Asile et renvoi ; décision de l'ODM du 28 janvier 2009 /
(...).
B u n d e s v e r w a l t u n g s g e r i c h t
T r i b u n a l a d m i n i s t r a t i f f é d é r a l
T r i b u n a l e a m m i n i s t r a t i v o f e d e r a l e
T r i b u n a l a d m i n i s t r a t i v f e d e r a l
Composit ion
Parties
Objet
D-720/2009
A.
Le (...), l'intéressé a déposé une demande d'asile à l'aéroport de
Genève-Cointrin.
B.
Par décision incidente du 14 janvier 2009, fondée sur l'art. 22 al. 2 à 5
de la loi sur l'asile du 26 juin 1998 (LAsi, RS 142.31), l'ODM a provi-
soirement refusé l'entrée en Suisse à l'intéressé et assigné à ce der-
nier la zone de transit de l'aéroport comme lieu de résidence pour une
durée maximale de 60 jours.
C.
Par décision du même jour, le Tribunal tutélaire du canton C._______ a
nommé D._______ comme personne de confiance de l'intéressé
conformément à ce qui est prévu à l'art. 17 al. 3 LAsi pour les
requérants mineurs non accompagnés.
D.
Entendu sur ses motifs d'asile les (...), l'intéressé a allégué que, le jour
de l'enterrement du président Lansana Conté, son père, avec lequel il
vivait depuis la mort de sa mère, s'était fait tuer chez lui à trois heures
du matin. Se retrouvant seul et sans soutien, il aurait tenté sans
succès de trouver de l'aide auprès de différentes personnes. Un
groupe de jeunes orphelins lui aurait demandé, sous la menace,
d'adhérer à leur groupe (cf. procès-verbal de l'audition du [...], p. 9).

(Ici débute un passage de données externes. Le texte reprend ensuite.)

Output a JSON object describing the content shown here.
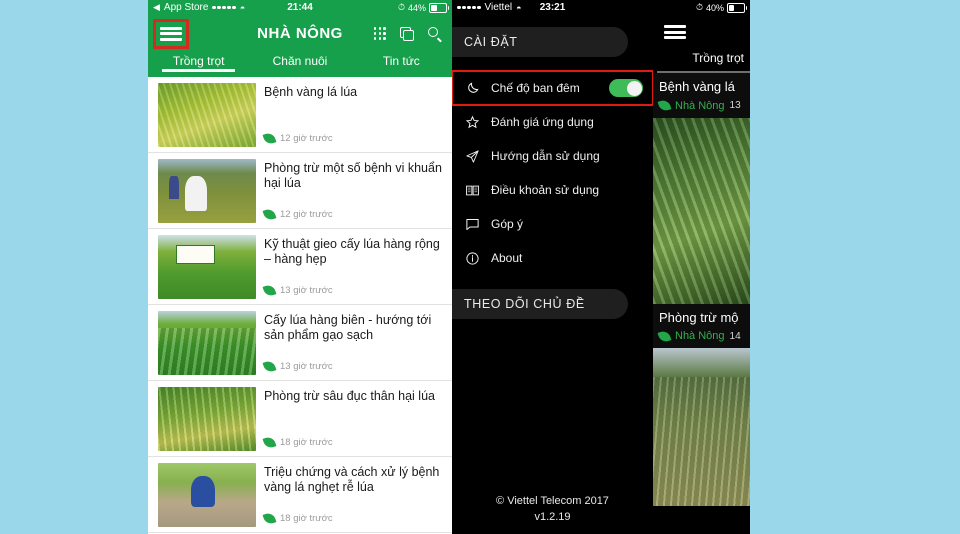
{
  "background_color": "#9ad7ea",
  "left_phone": {
    "status_bar": {
      "back_label": "App Store",
      "carrier_dots": 5,
      "wifi_icon": "wifi-icon",
      "time": "21:44",
      "alarm_icon": "alarm-icon",
      "battery_percent": "44%",
      "battery_level": 44
    },
    "app_bar": {
      "menu_icon": "hamburger-menu-icon",
      "title": "NHÀ NÔNG",
      "icons": [
        "grid-icon",
        "copy-icon",
        "search-icon"
      ],
      "highlighted": true,
      "highlight_color": "#d52b1e",
      "bar_color": "#17a04b"
    },
    "tabs": [
      {
        "label": "Trồng trọt",
        "active": true
      },
      {
        "label": "Chăn nuôi",
        "active": false
      },
      {
        "label": "Tin tức",
        "active": false
      }
    ],
    "feed": [
      {
        "title": "Bệnh vàng lá lúa",
        "time": "12 giờ trước",
        "thumb": "th1"
      },
      {
        "title": "Phòng trừ một số bệnh vi khuẩn hại lúa",
        "time": "12 giờ trước",
        "thumb": "th2"
      },
      {
        "title": "Kỹ thuật gieo cấy lúa hàng rộng – hàng hẹp",
        "time": "13 giờ trước",
        "thumb": "th3"
      },
      {
        "title": "Cấy lúa hàng biên - hướng tới sản phẩm gạo sạch",
        "time": "13 giờ trước",
        "thumb": "th4"
      },
      {
        "title": "Phòng trừ sâu đục thân hại lúa",
        "time": "18 giờ trước",
        "thumb": "th5"
      },
      {
        "title": "Triệu chứng và cách xử lý bệnh vàng lá nghẹt rễ lúa",
        "time": "18 giờ trước",
        "thumb": "th6"
      }
    ]
  },
  "middle_phone": {
    "status_bar": {
      "carrier_dots": 5,
      "carrier": "Viettel",
      "wifi_icon": "wifi-icon",
      "time": "23:21"
    },
    "settings_header": "CÀI ĐẶT",
    "menu": [
      {
        "label": "Chế độ ban đêm",
        "icon": "moon-icon",
        "has_toggle": true,
        "toggle_on": true,
        "highlighted": true
      },
      {
        "label": "Đánh giá ứng dụng",
        "icon": "star-icon",
        "has_toggle": false
      },
      {
        "label": "Hướng dẫn sử dụng",
        "icon": "paper-plane-icon",
        "has_toggle": false
      },
      {
        "label": "Điều khoản sử dụng",
        "icon": "book-icon",
        "has_toggle": false
      },
      {
        "label": "Góp ý",
        "icon": "chat-bubble-icon",
        "has_toggle": false
      },
      {
        "label": "About",
        "icon": "info-icon",
        "has_toggle": false
      }
    ],
    "follow_header": "THEO DÕI CHỦ ĐỀ",
    "footer_copyright": "© Viettel Telecom 2017",
    "footer_version": "v1.2.19",
    "toggle_on_color": "#3fbb57",
    "highlight_color": "#e01b12"
  },
  "right_phone": {
    "status_bar": {
      "alarm_icon": "alarm-icon",
      "battery_percent": "40%",
      "battery_level": 40
    },
    "app_bar": {
      "menu_icon": "hamburger-menu-icon"
    },
    "tab_label": "Trồng trọt",
    "cards": [
      {
        "title": "Bệnh vàng lá",
        "source": "Nhà Nông",
        "number": "13",
        "leaf_icon": "leaf-icon"
      },
      {
        "title": "Phòng trừ mộ",
        "source": "Nhà Nông",
        "number": "14",
        "leaf_icon": "leaf-icon"
      }
    ]
  }
}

Mais comme ces jeunes "fumaient des cigarettes et se promenaient la
nuit", le requérant n'aurait pas voulu les rejoindre. Il aurait donc craint
des représailles de leur part. Trois jours après le décès de son père, il
aurait dû quitter son domicile, car le propriétaire de l'immeuble aurait
refusé de continuer à l'héberger. Il serait alors allé au marché et y
serait resté deux jours. Un matin, il aurait été réveillé brutalement par
un militaire qui l'aurait piétiné. Très choqué, il se serait rendu dans une
agence de voyage et aurait acheté un billet d'avion pour la Suisse. Il
aurait en effet disposé, selon ses dires, d'un peu plus de six millions
de francs guinéens laissés par son père, ainsi que d'un passeport
muni d'un visa pour la Suisse que son père aurait fait établir à
E._______ dans le but de l'envoyer étudier dans ce pays. Muni de son
propre passeport et du visa en question, l'intéressé aurait rejoint la
Suisse par avion en transitant par Casablanca, sans rencontrer de
difficultés particulières. Il aurait perdu ses documents à l'arrivée à
Genève.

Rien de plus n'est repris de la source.